В Орле после череды допросов Чуприна закрыли в бывшей каторжной губернской тюрьме – Орловском централе, при немцах исполнявшем роль концентрационного лагеря. В течение семи недель собирали свидетельские показания бывших подпольщиков, а еще отбывающих наказание бывших сотрудников «русского гестапо», то есть орловского сыскного отделения, и простых горожан, побывавших в лапах ведомства Чуприна. Свидетельские показания – а их было около восьмидесяти – собирались тщательно и скрупулезно, чтобы у предателя не было ни единого шанса выкрутиться. После проведения нескольких очных ставок со свидетелями злодеяний Чуприна он был принужден сознаться в содеянном.

Открытый судебный процесс длился полных шесть дней. Все желающие в зал судебных заседаний не поместились, поэтому заседания суда транслировались через специально установленные репродукторы. Государственный обвинитель потребовал для Чуприна расстрела.

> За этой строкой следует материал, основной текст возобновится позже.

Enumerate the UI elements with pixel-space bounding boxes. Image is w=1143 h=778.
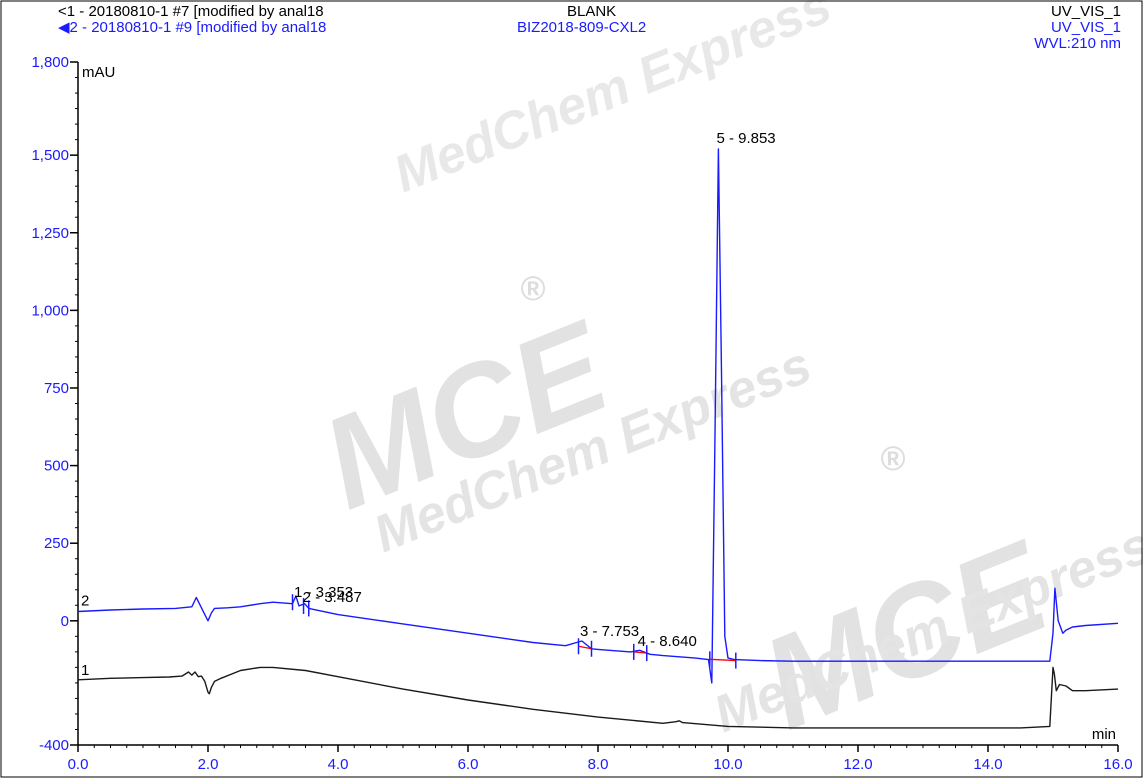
- trace2-sample: BIZ2018-809-CXL2: [517, 19, 647, 36]
- y-tick-label: 1,250: [31, 225, 69, 242]
- x-axis-label: min: [1092, 726, 1116, 743]
- trace2-marker-icon: ◀: [58, 19, 70, 36]
- integration-baseline: [709, 658, 736, 662]
- peak-label: 2 - 3.487: [303, 589, 362, 606]
- wavelength-label: WVL:210 nm: [1034, 35, 1121, 52]
- x-tick-label: 4.0: [328, 756, 349, 773]
- x-tick-label: 6.0: [458, 756, 479, 773]
- trace-number-label: 1: [81, 662, 89, 679]
- trace2-channel: UV_VIS_1: [1050, 19, 1121, 36]
- y-tick-label: 0: [61, 613, 69, 630]
- x-tick-label: 10.0: [713, 756, 742, 773]
- x-tick-label: 2.0: [198, 756, 219, 773]
- x-tick-label: 14.0: [973, 756, 1002, 773]
- x-tick-label: 8.0: [588, 756, 609, 773]
- integration-baseline: [578, 645, 592, 650]
- y-axis-label: mAU: [82, 64, 115, 81]
- y-tick-label: 1,500: [31, 147, 69, 164]
- x-tick-label: 16.0: [1103, 756, 1132, 773]
- series-line-2: [77, 148, 1119, 684]
- y-tick-label: 250: [44, 535, 69, 552]
- x-tick-label: 12.0: [843, 756, 872, 773]
- trace1-channel: UV_VIS_1: [1050, 3, 1121, 20]
- peak-label: 3 - 7.753: [580, 623, 639, 640]
- y-tick-label: -400: [39, 737, 69, 754]
- trace1-marker-icon: <: [58, 3, 67, 20]
- y-tick-label: 1,000: [31, 302, 69, 319]
- trace1-header: <1 - 20180810-1 #7 [modified by anal18: [58, 4, 324, 20]
- y-tick-label: 1,800: [31, 54, 69, 71]
- peak-label: 1 - 3.353: [294, 584, 353, 601]
- peak-label: 5 - 9.853: [716, 130, 775, 147]
- trace-number-label: 2: [81, 592, 89, 609]
- y-tick-label: 500: [44, 458, 69, 475]
- y-tick-label: 750: [44, 380, 69, 397]
- trace2-label: 2 - 20180810-1 #9 [modified by anal18: [69, 19, 327, 36]
- trace1-sample: BLANK: [567, 3, 617, 20]
- trace1-label: 1 - 20180810-1 #7 [modified by anal18: [66, 3, 324, 20]
- peak-label: 4 - 8.640: [638, 633, 697, 650]
- series-line-1: [77, 666, 1119, 729]
- integration-baseline: [633, 651, 647, 654]
- x-tick-label: 0.0: [68, 756, 89, 773]
- trace2-header: ◀2 - 20180810-1 #9 [modified by anal18: [58, 20, 326, 36]
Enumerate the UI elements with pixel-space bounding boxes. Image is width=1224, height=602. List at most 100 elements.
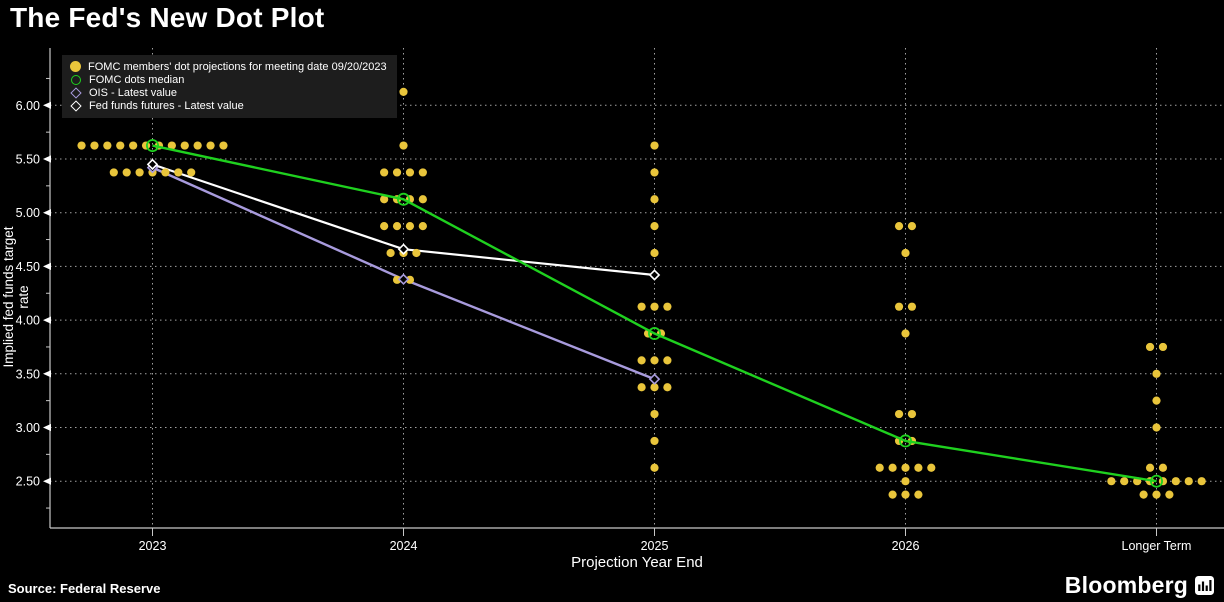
- fomc-dot: [650, 302, 659, 311]
- y-tick-label: 6.00: [16, 99, 40, 113]
- fomc-dot: [380, 195, 389, 204]
- fomc-dot: [1152, 396, 1161, 405]
- y-tick-arrow-icon: [43, 262, 51, 270]
- y-tick-arrow-icon: [43, 209, 51, 217]
- y-tick-label: 3.50: [16, 367, 40, 381]
- fomc-dot: [907, 222, 917, 231]
- y-tick-arrow-icon: [43, 101, 51, 109]
- fomc-dot: [412, 248, 421, 258]
- fomc-dot: [77, 141, 86, 150]
- filled-circle-icon: [70, 61, 81, 72]
- fomc-dot: [650, 436, 659, 446]
- open-circle-icon: [71, 74, 81, 85]
- fomc-dot: [650, 248, 659, 258]
- fomc-dot: [637, 302, 646, 311]
- fomc-dot: [399, 141, 408, 150]
- fomc-dot: [650, 168, 659, 177]
- y-tick-arrow-icon: [43, 423, 51, 432]
- legend-item-median: FOMC dots median: [70, 73, 387, 86]
- fomc-dot: [650, 195, 659, 204]
- x-tick-label: 2025: [641, 539, 669, 553]
- fomc-dot: [1158, 463, 1168, 472]
- fomc-dot: [392, 275, 402, 284]
- fomc-dot: [392, 222, 402, 231]
- x-tick-label: 2024: [390, 539, 418, 553]
- bloomberg-terminal-icon: [1195, 576, 1214, 595]
- fomc-dot: [650, 383, 659, 392]
- fomc-dot: [129, 141, 138, 150]
- futures-diamond: [397, 243, 410, 255]
- fomc-dot: [1165, 490, 1174, 499]
- fomc-dot: [418, 168, 427, 177]
- fomc-dot: [386, 248, 395, 258]
- fomc-dot: [418, 222, 427, 231]
- y-tick-label: 4.50: [16, 260, 40, 274]
- legend-item-futures: Fed funds futures - Latest value: [70, 99, 387, 112]
- x-tick-label: 2026: [892, 539, 920, 553]
- bloomberg-logo: Bloomberg: [1065, 572, 1214, 599]
- fomc-dot: [901, 463, 910, 472]
- fomc-dot: [888, 490, 897, 499]
- open-diamond-icon: [70, 86, 82, 99]
- fomc-dot: [907, 409, 917, 419]
- fomc-dot: [650, 409, 659, 419]
- y-tick-label: 2.50: [16, 475, 40, 489]
- fomc-dot: [894, 409, 904, 419]
- page-title: The Fed's New Dot Plot: [10, 2, 325, 33]
- fomc-dot: [161, 168, 170, 177]
- y-axis-label: Implied fed funds target rate: [1, 226, 31, 368]
- legend-item-fomc-dots: FOMC members' dot projections for meetin…: [70, 60, 387, 73]
- fomc-dot: [650, 463, 659, 472]
- fomc-dot: [875, 463, 884, 472]
- fomc-dot: [894, 222, 904, 231]
- fomc-dot: [1184, 477, 1193, 486]
- fomc-dot: [1107, 477, 1116, 486]
- fomc-dot: [180, 141, 189, 150]
- fomc-dot: [116, 141, 125, 150]
- y-tick-arrow-icon: [43, 316, 51, 324]
- fomc-dot: [663, 383, 672, 392]
- fomc-dot: [206, 141, 215, 150]
- fomc-dot: [380, 222, 389, 231]
- bloomberg-wordmark: Bloomberg: [1064, 572, 1188, 598]
- fomc-dot: [1120, 477, 1129, 486]
- fomc-dot: [380, 168, 389, 177]
- median-open-circle: [648, 327, 662, 341]
- fomc-dot: [888, 463, 897, 472]
- source-credit: Source: Federal Reserve: [8, 581, 161, 596]
- fomc-dot: [650, 222, 659, 231]
- y-tick-label: 5.50: [16, 153, 40, 167]
- fomc-dot: [399, 87, 408, 96]
- chart-legend: FOMC members' dot projections for meetin…: [62, 55, 397, 118]
- x-tick-label: Longer Term: [1122, 539, 1192, 553]
- ois-diamond: [397, 273, 410, 286]
- x-tick-label: 2023: [139, 539, 167, 553]
- fomc-dot: [1158, 342, 1168, 352]
- fomc-dot: [901, 329, 910, 338]
- fomc-dot: [174, 168, 183, 177]
- fomc-dot: [1171, 477, 1180, 486]
- fomc-dot: [405, 275, 415, 284]
- fomc-dot: [1145, 463, 1155, 472]
- y-tick-label: 4.00: [16, 314, 40, 328]
- fomc-dot: [219, 141, 228, 150]
- y-tick-label: 3.00: [16, 421, 40, 435]
- fomc-dot: [907, 302, 917, 311]
- fomc-dot: [650, 141, 659, 150]
- fomc-dot: [914, 490, 923, 499]
- y-tick-arrow-icon: [43, 370, 51, 378]
- futures-diamond: [146, 158, 159, 171]
- fomc-dot: [167, 141, 176, 150]
- median-open-circle: [145, 139, 159, 153]
- fomc-dot: [109, 168, 118, 177]
- fomc-dot: [187, 168, 196, 177]
- fomc-dot: [901, 490, 910, 499]
- fomc-dot: [90, 141, 99, 150]
- median-line: [152, 144, 1157, 483]
- fomc-dot: [650, 356, 659, 365]
- fomc-dot: [405, 168, 415, 177]
- fomc-dot: [135, 168, 144, 177]
- x-axis-label: Projection Year End: [571, 554, 703, 571]
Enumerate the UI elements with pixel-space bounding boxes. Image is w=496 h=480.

Выступая с последним словом, Михаил Никодимович вроде бы искренне каялся, просил у горожан прощения – как будто за злодеяния и убийства можно простить – и просил суд оставить ему жизнь. После короткого совещания суд вынес предателю смертный приговор. Полтора месяца он еще покоптил небо, ежеминутно ожидая, что за ним вот-вот придут. А потом приговор был приведен в исполнение. Говорят, когда его вели на расстрел, он беззвучно рыдал. Но это мало кого трогало…

* * *

Маховик правосудия разворачивался далее…

После возбуждения уголовного дела в отношении начальника отдела по борьбе с бандитизмом республиканского управления МВД майора Остапчука следствие занялось четвертым членом «банды разведчика» – неким Севой. Кто он такой, где проживает и каков круг его знакомств – все это было неизвестно. Впрочем, имелись две существенные зацепки, одна из которых была блудница Тамара, о которой в своих показаниях упоминал Жорка Долгих. Следователям довольно скоро удалось ее отыскать. Однако кто такой Сева, по ее словам, она не знала.

– Ну ходит он ко мне, так что с того? – сказала она следователю, глядя ему прямо в глаза. – Ко мне многие ходят. Так часто бывает: облюбует клиент себе какую-нибудь дамочку и захаживает всякий раз уже конкретно к ней. И я, возможно, Севе нравилась. Но о себе он мне ничего и никогда не рассказывал. Да и с какой стати ему раскрывать душу перед какой-то шлюхой? – категорично и вполне безжалостно к себе промолвила Тамара, после чего допрос сам собой заглох. Правда, следователь, что ее допрашивал, попытался припугнуть ее соучастием в злодеяниях, совершенных ее «кавалером», если она не расскажет о нем все, что знает. Однако Тамара оказалась не из пугливых. И в конечном счете кроме занятий проституцией предъявить ей было нечего…

Другой зацепкой было ограбление с двойным убийством четы Литвиненко девятого мая 1945 года, совершенное Севой. О чем тоже сообщил Георгий Долгих в процессе его допроса. Было принято решение еще раз и с самого начала провести расследование данного преступления.